四月朔日:職業訓練がありますので、模範囚(もはんしゅう)が多いと思います。再犯率も低いですし

義人:そうなんですね!工場の方も見学してよろしいですか?

四月朔日:もちろん、ご案内します

義人:(М)灰色の作業服を着た囚人達が、命を燃やして罪を償(つぐな)っているのが、目に浮かぶが、きちんと確かめねば。

義人:(М)きっと、あいつも。

0:数時間後、再び青沢刑務所内の廊下

義人:(М)副所長さんからは、穏やかなイメージ。照明は明るく、内装はベージュ色。鳥の声がはっきり聞こえるし。外には花壇があって、数種類の花が咲いていた。

義人:(М)工場では、役割を決められている囚人たちが、黙々と作業をしていた。
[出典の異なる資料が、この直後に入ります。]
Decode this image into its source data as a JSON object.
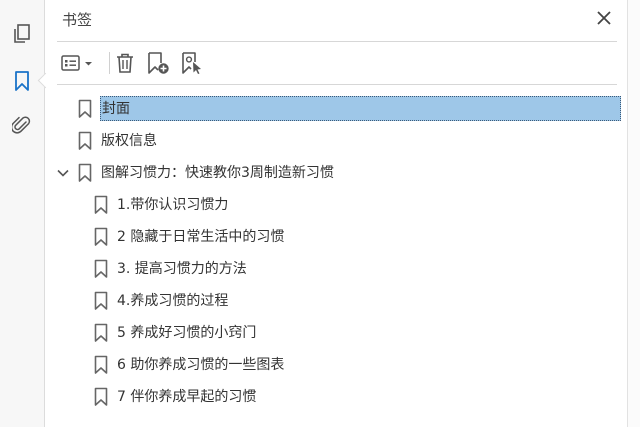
{
  "panel": {
    "title": "书签"
  },
  "toolbar": {
    "icons": [
      "options-menu-icon",
      "delete-bookmark-icon",
      "new-bookmark-icon",
      "bookmark-from-selection-icon"
    ]
  },
  "bookmarks": [
    {
      "label": "封面",
      "level": 0,
      "selected": true
    },
    {
      "label": "版权信息",
      "level": 0
    },
    {
      "label": "图解习惯力：快速教你3周制造新习惯",
      "level": 0,
      "expanded": true
    },
    {
      "label": "1.带你认识习惯力",
      "level": 1
    },
    {
      "label": "2 隐藏于日常生活中的习惯",
      "level": 1
    },
    {
      "label": "3. 提高习惯力的方法",
      "level": 1
    },
    {
      "label": "4.养成习惯的过程",
      "level": 1
    },
    {
      "label": "5 养成好习惯的小窍门",
      "level": 1
    },
    {
      "label": "6 助你养成习惯的一些图表",
      "level": 1
    },
    {
      "label": "7 伴你养成早起的习惯",
      "level": 1
    }
  ],
  "colors": {
    "accent": "#1a73c8",
    "selection": "#9ec7e8"
  }
}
しかし、指示や相談で言葉を交わす場面も見受けられた。

義人:(М)体育館では、バスケやバトミントンなど、区域で分けられた空間で、スポーツを楽しんでいた。ガッツポーズや晴れやかな笑顔が見られた。

義人:(М)囚人は法を犯した罪人だから、刑務所に入っている。しかし、元々は俺と変わらない人間。それで、ここは、その人間の部分を尊重しているのではないかと、思った。

義人:(М)だから、記事のネタを集めるために、書いたメモを書きながら、思い返していたら、ふいに口から出てしまった。

義人:もっと厳しくて、暗くて、怖いところだと、思っていました。やっぱり、百聞は一見に如かずですね

四月朔日:そうですよね。私たちは1日でも早く更正して、社会復帰出来るように、手厚い支援をしていますから。その結果が出ているのかもしれません

四月朔日:それに、ここをつくったおかげもあるかと……日本で初めての刑務所図書館です

義人:(М)副所長さんが示した先には、ログハウスの様な建物があった。

義人:おお、なんだか、温かみを感じます。刑務所の敷地内にあるなんて、不思議ですね。一般の図書館に見えます

四月朔日:そうなんです。『本は、人を選ばない。どんな人にとっても、本は味方である』という所長の考え方から、このようにつくられたようです。図書館員も、腕の良い人が集まってくれました

義人:へぇ……ん?なんか私の顔に付いてます?

四月朔日:いえ。では、私はこれで、失礼します。ごゆっくりどうぞ

0:刑務所図書館『びぶりお』のメイン書庫

義人:(М)クローバーの庭を歩き、『びぶりお』と、名がついた建物の中に入る。すぐ、目に入ったのは、高い天井を目指すように並ぶ本棚。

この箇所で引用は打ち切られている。